It’s taken nearly five years of administrative battles, legislative interference, and lawsuits, but the California state government has finally counted farm workers’ votes in a union election at the state’s largest fruit grower, Fresno-based Gerawan Farming. The final verdict, tallied on Tuesday, explains why the Jerry Brown administration and Democratic statehouse leaders did everything in their power to destroy the votes without counting them.
The margin: 1,098 workers voted “no” to the United Farm Workers, with only 197 workers voting in favor of UFW representation. There still are 635 disputed ballots, but even the math geniuses in Sacramento can see that there’s no way to overturn a five-to-one vote against the union. That, however, is unlikely to stop state officials from continuing their efforts to force these workers to be represented by a union they clearly don’t want.
The long and unseemly process had myriad twists and turns. But the back story is straightforward. The state’s Agricultural Labor Relations Board, formed by Brown during the first year of his first term as governor (1975), has allegedly served as the cat’s paw for the union. In fact, a Fresno County Superior Court judge said in a 2013 ruling that “it almost seems” as if ALRB is “in cahoots” with the UFW.
It was clear since 2013 that Gerawan workers wanted to be free of the UFW. But the ALRB apparently only likes voting when workers vote in the appropriate way. I had compared one of the main ALRB hearings to a show trial. It had the veneer of a public hearing, but the verdict was never in doubt. Workers traveled from Fresno to Sacramento, but the assembled board members limited their speaking time and treated them with bureaucratic indifference. Even in California, it’s rare to see such in-your-face paternalism.
The purpose of the ALRB is to “ensure peace in the fields of California by guaranteeing justice for all agricultural workers and stability in agricultural labor relations. The board seeks to achieve these ends by providing orderly processes for protecting, implementing, and enforcing the respective rights and responsibilities of employees, employers and labor organizations in their relations with each other.” So an agency formed to ensure that all farm workers have a voice, free from coercion, ignored their voice and coerced them to accept the UFW contract.
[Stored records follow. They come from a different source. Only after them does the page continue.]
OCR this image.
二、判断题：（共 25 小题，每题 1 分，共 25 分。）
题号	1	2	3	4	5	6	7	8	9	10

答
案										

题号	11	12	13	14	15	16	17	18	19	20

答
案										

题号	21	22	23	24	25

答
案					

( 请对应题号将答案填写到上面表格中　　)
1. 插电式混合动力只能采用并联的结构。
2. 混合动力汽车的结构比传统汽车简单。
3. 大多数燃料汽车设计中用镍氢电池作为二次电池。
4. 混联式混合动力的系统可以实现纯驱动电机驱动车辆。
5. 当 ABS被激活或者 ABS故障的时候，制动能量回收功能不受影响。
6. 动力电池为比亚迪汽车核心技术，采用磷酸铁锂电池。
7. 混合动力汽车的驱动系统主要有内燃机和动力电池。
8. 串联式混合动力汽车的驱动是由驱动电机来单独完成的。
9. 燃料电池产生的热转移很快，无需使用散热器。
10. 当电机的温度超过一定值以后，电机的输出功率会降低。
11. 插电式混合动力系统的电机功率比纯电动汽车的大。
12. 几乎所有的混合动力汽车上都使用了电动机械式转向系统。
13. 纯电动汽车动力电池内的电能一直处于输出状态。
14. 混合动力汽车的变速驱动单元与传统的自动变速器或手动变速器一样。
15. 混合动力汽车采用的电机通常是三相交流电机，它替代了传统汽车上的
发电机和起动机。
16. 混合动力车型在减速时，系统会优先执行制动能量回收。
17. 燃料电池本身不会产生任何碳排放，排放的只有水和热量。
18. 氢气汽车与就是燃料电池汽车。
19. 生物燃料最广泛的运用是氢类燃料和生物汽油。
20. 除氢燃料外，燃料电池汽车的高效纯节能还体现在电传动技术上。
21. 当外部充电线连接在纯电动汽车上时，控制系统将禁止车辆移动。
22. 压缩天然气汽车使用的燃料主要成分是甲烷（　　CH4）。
As I explained for The American Spectator in 2016, “Instead of counting the votes, the labor board forced the workers into ‘mandatory mediation and conciliation,’ where it and UFW leaders crafted the workers’ contract. Workers even were denied an opportunity to be in the room where their contract was being hammered out. The Legislature weighed in — on the side of the union — by passing a bill that gives the agency even more power to impose contracts on workers unilaterally.” Brown made some management changes at the agency, but that didn’t halt its effort to stifle the vote count.
The UFW had organized the farm in 1992. According to Gerawan officials, the union then disappeared from the scene for many years. The UFW’s critics say that the union only came back when it faced declining membership rolls. “Now the UFW has petitioned the ALRB to force Gerawan Farming into binding arbitration to impose a contract that would require employees to pay 3 percent of their wages in dues when fewer than 10 percent of the current Gerawan Farming workforce were employees in 1990,” according to a 2014 letter that 12 Republican lawmakers sent to Gov. Brown.
The union claims that it had made several substantive negotiating attempts with Gerawan over that 20-year period. OK, so why not just let the current union workers vote on their current representation and settle it that way? That’s what the Gerawan workers tried to do. Instead of handling it in a democratic manner, the board contested the election and issued a series of opinions. Essentially, ALRB alleges that Gerawan Farming engaged in unfair labor practices and “misconduct” that unduly influenced the vote. Gerawan denied those allegations and fought back.
The agency rulings were issued by administrative law judges, which are one of my pet peeves (with all state and federal regulatory bodies). These “judges” are not actually judges, but employees of the agency. It’s a means to put a legal-sounding imprimatur on the designs of a bureaucracy. Fortunately, Gerawan had the wherewithal to take the matter to an actual court. In May, the California Fifth District Court of Appeal demanded that the agency count the votes. The state Supreme Court upheld the decision, which led to this week’s vote count.
“A secret ballot election under the (Agricultural Labor Relations Act) is intended to embody and reflect the workers’ fundamental right to choose concerning a question of representation. That right is at the heart of what the ALRA is designed to protect and promote,” the appeals court ruled. “The tally and size of the margin of victory should be weighed as a significant factor in its reconsideration of the election question on remand.”
Unfortunately, the matter is not over. I expect the agency to continue to rebuff the farm workers, the union-friendly governor to do nothing to force the agency he created to behave in a fair-minded way, and the Legislature to again side with its union allies. So much for all their blather about helping poor, downtrodden workers! The old farm worker rallying cry of “Si se puede!” should be amended. Yes, you can — but only if they allow you.